Огуречная Лошадка снова увидела огромную тень человека, стоящего на пороге. Она процокала по утрамбованному полу гаража от стены до ворот и обратно.
— Там, в поле, — размышляла она, — я могла взлетать даже с Катей на спине, но тогда у меня было такое хорошее настроение, такая лёгкость на сердце… А сейчас я вряд ли перескочу забор. — Она постояла ещё немного, потом, отчаянно зажмурясь, повернула к выходу из гаража и, проскочив между длинных ног Дачника-неудачника, помчалась по дорожке сада, набирая скорость. — Поскачем, полетим, понесёмся! Поскачем, полетим, понесёмся!

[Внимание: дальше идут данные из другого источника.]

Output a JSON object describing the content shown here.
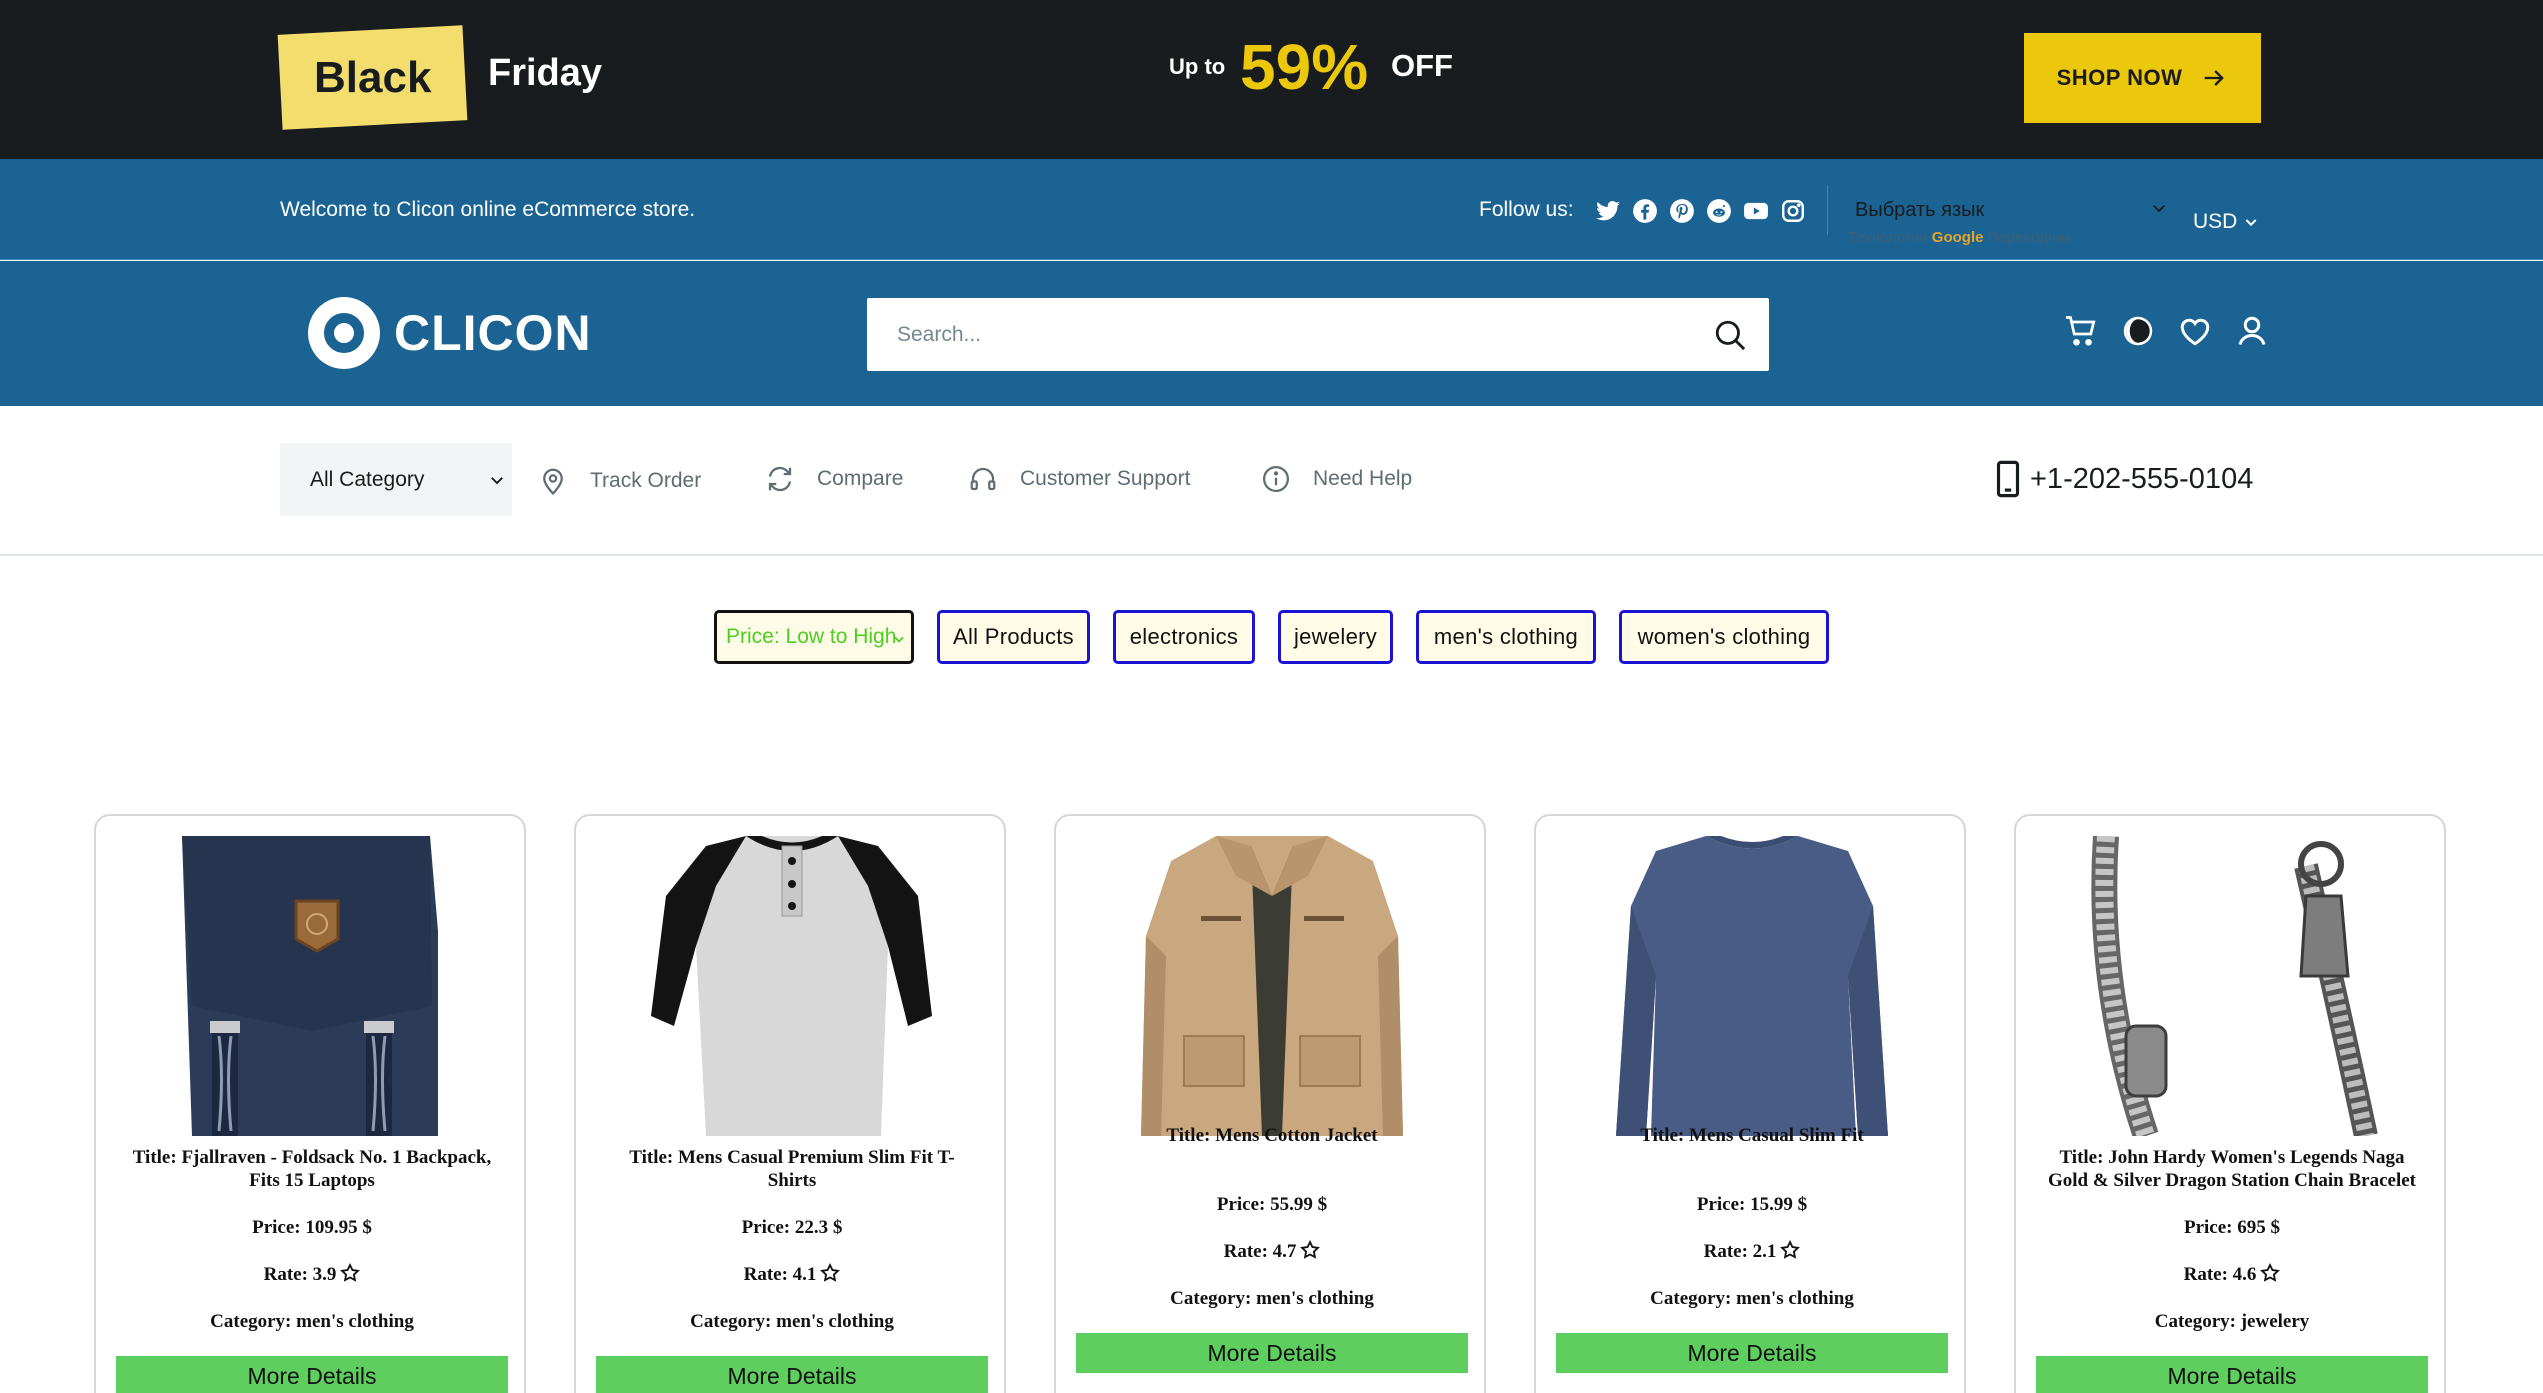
{
  "promo": {
    "badge": "Black",
    "friday": "Friday",
    "up_to": "Up to",
    "percent": "59%",
    "off": "OFF",
    "shop_now": "SHOP NOW"
  },
  "topbar": {
    "welcome": "Welcome to Clicon online eCommerce store.",
    "follow_us": "Follow us:",
    "socials": [
      "twitter-icon",
      "facebook-icon",
      "pinterest-icon",
      "reddit-icon",
      "youtube-icon",
      "instagram-icon"
    ],
    "language": "Выбрать язык",
    "translate_prefix": "Технологии",
    "translate_google": "Google",
    "translate_suffix": "Переводчик",
    "currency": "USD"
  },
  "header": {
    "logo": "CLICON",
    "search_placeholder": "Search..."
  },
  "nav": {
    "category": "All Category",
    "track_order": "Track Order",
    "compare": "Compare",
    "customer_support": "Customer Support",
    "need_help": "Need Help",
    "phone": "+1-202-555-0104"
  },
  "filters": {
    "sort": "Price: Low to High",
    "buttons": [
      "All Products",
      "electronics",
      "jewelery",
      "men's clothing",
      "women's clothing"
    ]
  },
  "products": [
    {
      "title_line1": "Title: Fjallraven - Foldsack No. 1 Backpack,",
      "title_line2": "Fits 15 Laptops",
      "price": "Price: 109.95 $",
      "rate": "Rate: 3.9",
      "category": "Category: men's clothing",
      "button": "More Details"
    },
    {
      "title_line1": "Title: Mens Casual Premium Slim Fit T-",
      "title_line2": "Shirts",
      "price": "Price: 22.3 $",
      "rate": "Rate: 4.1",
      "category": "Category: men's clothing",
      "button": "More Details"
    },
    {
      "title_line1": "Title: Mens Cotton Jacket",
      "title_line2": "",
      "price": "Price: 55.99 $",
      "rate": "Rate: 4.7",
      "category": "Category: men's clothing",
      "button": "More Details"
    },
    {
      "title_line1": "Title: Mens Casual Slim Fit",
      "title_line2": "",
      "price": "Price: 15.99 $",
      "rate": "Rate: 2.1",
      "category": "Category: men's clothing",
      "button": "More Details"
    },
    {
      "title_line1": "Title: John Hardy Women's Legends Naga",
      "title_line2": "Gold & Silver Dragon Station Chain Bracelet",
      "price": "Price: 695 $",
      "rate": "Rate: 4.6",
      "category": "Category: jewelery",
      "button": "More Details"
    }
  ],
  "colors": {
    "promo_bg": "#191c1f",
    "primary_blue": "#1b6392",
    "accent_yellow": "#ebc80c",
    "button_green": "#5ecf5f",
    "filter_border": "#1a12d4"
  }
}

Ей вспомнился жаворонок, поющий возле самого солнца. Лошадка рванулась вверх. Острые зубья забора остались позади. Не приземляясь, она рванулась ещё и ещё выше. Там её подхватил мягкий ночной ветер, рекою текущий над спящей землёй.
Утром дружные трели будильников грянули разом во всех концах посёлка. И, перекрывая их сухой назойливый треск, над садами взлетел чистый петушиный голос Катиной травинки. Девочка бежала к своей Лошадке.

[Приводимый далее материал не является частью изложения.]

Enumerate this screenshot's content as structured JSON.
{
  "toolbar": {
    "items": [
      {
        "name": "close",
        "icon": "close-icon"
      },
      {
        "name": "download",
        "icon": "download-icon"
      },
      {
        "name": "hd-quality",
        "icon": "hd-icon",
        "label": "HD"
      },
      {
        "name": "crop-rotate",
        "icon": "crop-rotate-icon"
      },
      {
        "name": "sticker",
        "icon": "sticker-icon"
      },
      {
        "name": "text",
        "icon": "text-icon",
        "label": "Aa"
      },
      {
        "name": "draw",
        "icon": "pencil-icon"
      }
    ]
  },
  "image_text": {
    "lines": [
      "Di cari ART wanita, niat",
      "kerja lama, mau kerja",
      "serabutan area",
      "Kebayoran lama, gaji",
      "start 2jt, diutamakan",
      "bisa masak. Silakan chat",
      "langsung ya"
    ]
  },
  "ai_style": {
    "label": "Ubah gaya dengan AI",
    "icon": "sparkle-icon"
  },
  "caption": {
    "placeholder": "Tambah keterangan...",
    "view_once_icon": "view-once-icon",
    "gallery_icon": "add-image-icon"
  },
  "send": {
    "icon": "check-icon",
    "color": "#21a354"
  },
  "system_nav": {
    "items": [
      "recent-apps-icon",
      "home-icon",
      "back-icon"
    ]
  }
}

— Кто это хулиганит с утра пораньше? — высовывались из окон сонные лица.
Пробираясь через влажные от росы лопухи, Катя звала, но Лошадки нигде не было. Катя рвала травинку за травинкой, и переливистый острый звук возникал у речки, за поворотом дороги, возле магазина…
Дачник-неудачник уже сидел на крыше своего дома в лётном шлеме и прилаживал новый флюгер — фигурную ножку от стола. Вместо стрелки была любовно вырезанная из жести и отполированная до блеска рука с указательным пальцем. Увидев Катю, он сел верхом на конёк крыши. Отогнув наушники шлема, чтобы лучше слышать, крикнул:
— Твоя Лошадка сбежала! У меня её нет!
— Отдайте мою Лошадку, — не уходила Катя. — Вы сказали, что у вас ей будет хорошо. Вы обещали, что с ней ничего не случится. А сами…
Катя заплакала.
— А я при чём? Я не виноват, раз она сама от меня убежала.
Дачник-неудачник ещё что-то говорил, но Катя различала только обрывки слов, долетавшие сверху. Потом он снова натянул шлем до бровей, застегнул кнопку у подбородка и сразу оглох.
Катя побежала к дому тётки Полины. Та тянула за рога козу Алексашеньку, пытаясь вытащить её из сарая. Обе злились и смотрели друг на друга ненавидящими глазами.
— Ходят тут всякие, — заворчала старуха, увидев Катю. — Житья нет! Вон гляди, какую канаву прорыли ночью, — указала она на яму под стеной сарая. — Хулиганьё! Жулики! Чуть мою козу не украли! Хорошо, рогами зацепилась… А твою-то взяли. Ищи теперь — свищи!
Катя побежала дальше. Навстречу ей открывались калитки и двери. Первыми на улице появились торговки зеленью. Они спешили на базар с охапками цветов и корзинами овощей. Вслед за ними стали выходить те, кому надо было на работу. Солнце поднималось всё выше, а Катя бегала от дома к дому, разыскивая свою Лошадку. Люди шли молча, сосредоточенно, не обращая внимания на девочку, у которой пропала лошадь. Всем было некогда. Все почему-то читали газеты.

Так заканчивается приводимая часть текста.